Another sign of attention given to every detail is how snuggly everything fit in this carton, with each individual piece wrapped in shock-absorbing material and each box tightly sitting in its designated spot. The only thing that could possibly go wrong during shipment would be a sharp instrument piercing the single layer carton. From that perspective, double boxing would provide additional safety.

Putting the Classic Wood together does not require anything more than unwrapping the wooden plinth made of 39mm MDF with your choice of Cherry or Walnut veneer, platter and arm. Before gently lowering the axle into the bearing, it is necessary to add about nine drops of the supplied lubricating oil which obviously requires that you remove the rubber plug protecting the bearing from dust intrusion during shipment. Acoustic Solid and its US distributor placed particular emphasis on the exact amount of oil to use as too little could potentially lead to damage, too much to a spill and stain on the plinth.

The standard arm packaged with the Solid Wood is the well-known Rega RB250 but a $170 surcharge upgrades to a RB300. I did not compare both to comment but the fact that Art Dudley uses an RB300 as one of his reference arms was enough of an endorsement for me so I asked the distributor to upgrade the review table accordingly. In either case, assembling the arm will be similar as both arrive with a captive cable that needs to pull through the mounting shaft and emerge underneath the table. The plinth arrives standard with a Rega mounting plate (which also accommodates Acoustic Solid's own arms) but mounting plates are available for just about any arm you could desire to fit to this table.

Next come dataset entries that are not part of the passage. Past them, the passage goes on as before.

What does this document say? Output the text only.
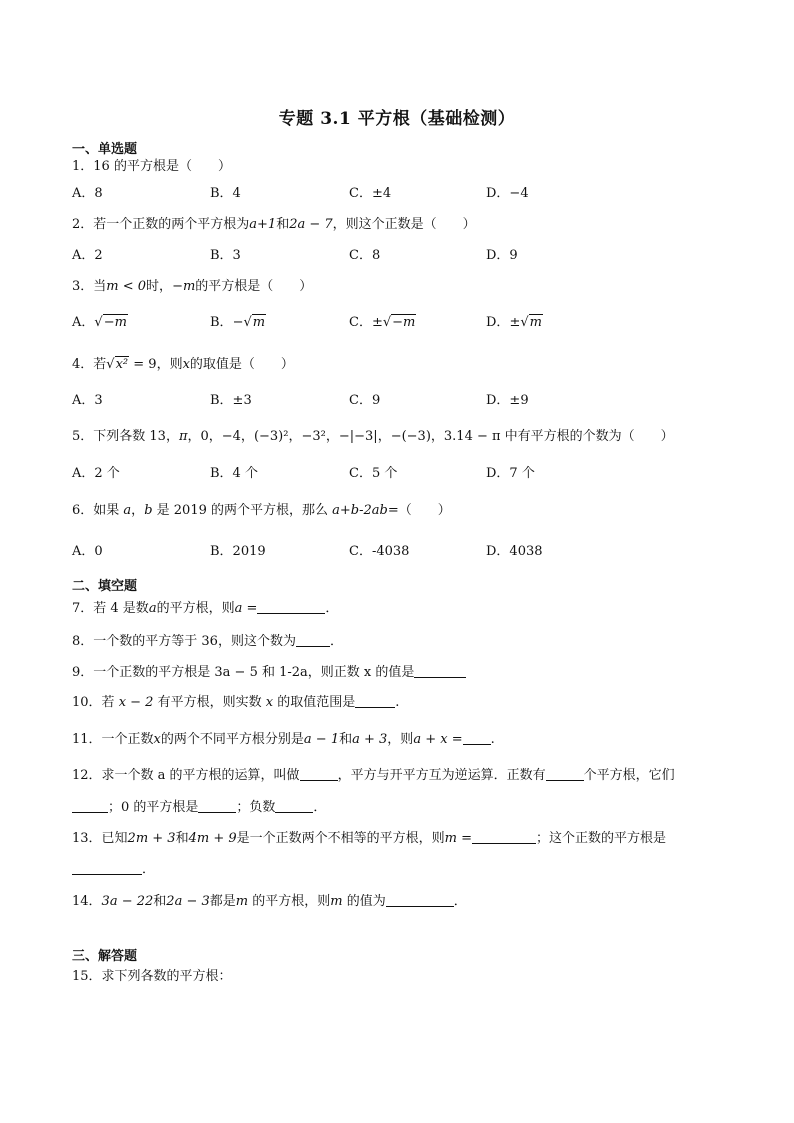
专题 3.1 平方根（基础检测）
一、单选题
1．16 的平方根是（　　）
A．8	B．4	C．±4	D．−4
2．若一个正数的两个平方根为a+1和2a − 7，则这个正数是（　　）
A．2	B．3	C．8	D．9
3．当m < 0时，−m的平方根是（　　）
A．√−m	B．−√m	C．±√−m	D．±√m
4．若√x² = 9，则x的取值是（　　）
A．3	B．±3	C．9	D．±9
5．下列各数 13，π，0，−4，(−3)²，−3²，−|−3|，−(−3)，3.14 − π 中有平方根的个数为（　　）
A．2 个	B．4 个	C．5 个	D．7 个
6．如果 a，b 是 2019 的两个平方根，那么 a+b-2ab=（　　）
A．0	B．2019	C．-4038	D．4038
二、填空题
7．若 4 是数a的平方根，则a =	．
8．一个数的平方等于 36，则这个数为	．
9．一个正数的平方根是 3a − 5 和 1-2a，则正数 x 的值是
10．若 x − 2 有平方根，则实数 x 的取值范围是	.
11．一个正数x的两个不同平方根分别是a − 1和a + 3，则a + x = .
12．求一个数 a 的平方根的运算，叫做	，平方与开平方互为逆运算．正数有	个平方根，它们
；0 的平方根是	；负数	．
13．已知2m + 3和4m + 9是一个正数两个不相等的平方根，则m =	；这个正数的平方根是
．
14．3a − 22和2a − 3都是m 的平方根，则m 的值为	．
三、解答题
15．求下列各数的平方根：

Traditionally, elevation of a Rega arm is set with disc spacers which many folks complain about, especially cartridge reviewers who need to change arm height and vertical tracking angle regularly. Kevin Wirth introduces an elegantly simple solution to this lack of convenience. A metallic cylinder screws to the bottom of the arm to be lowered in the hole of the mounting plate which incorporates a lateral set screw to be accessed with one of the supplied Allen keys. VTA adjustment becomes an affair of seconds - insert the wrench in the hole, hold up the arm so that it does not brutally drop when the screw is loosened, release screw, move the arm up or down as needed, tighten the screw to recouple arm and plinth and you're done. Brilliant.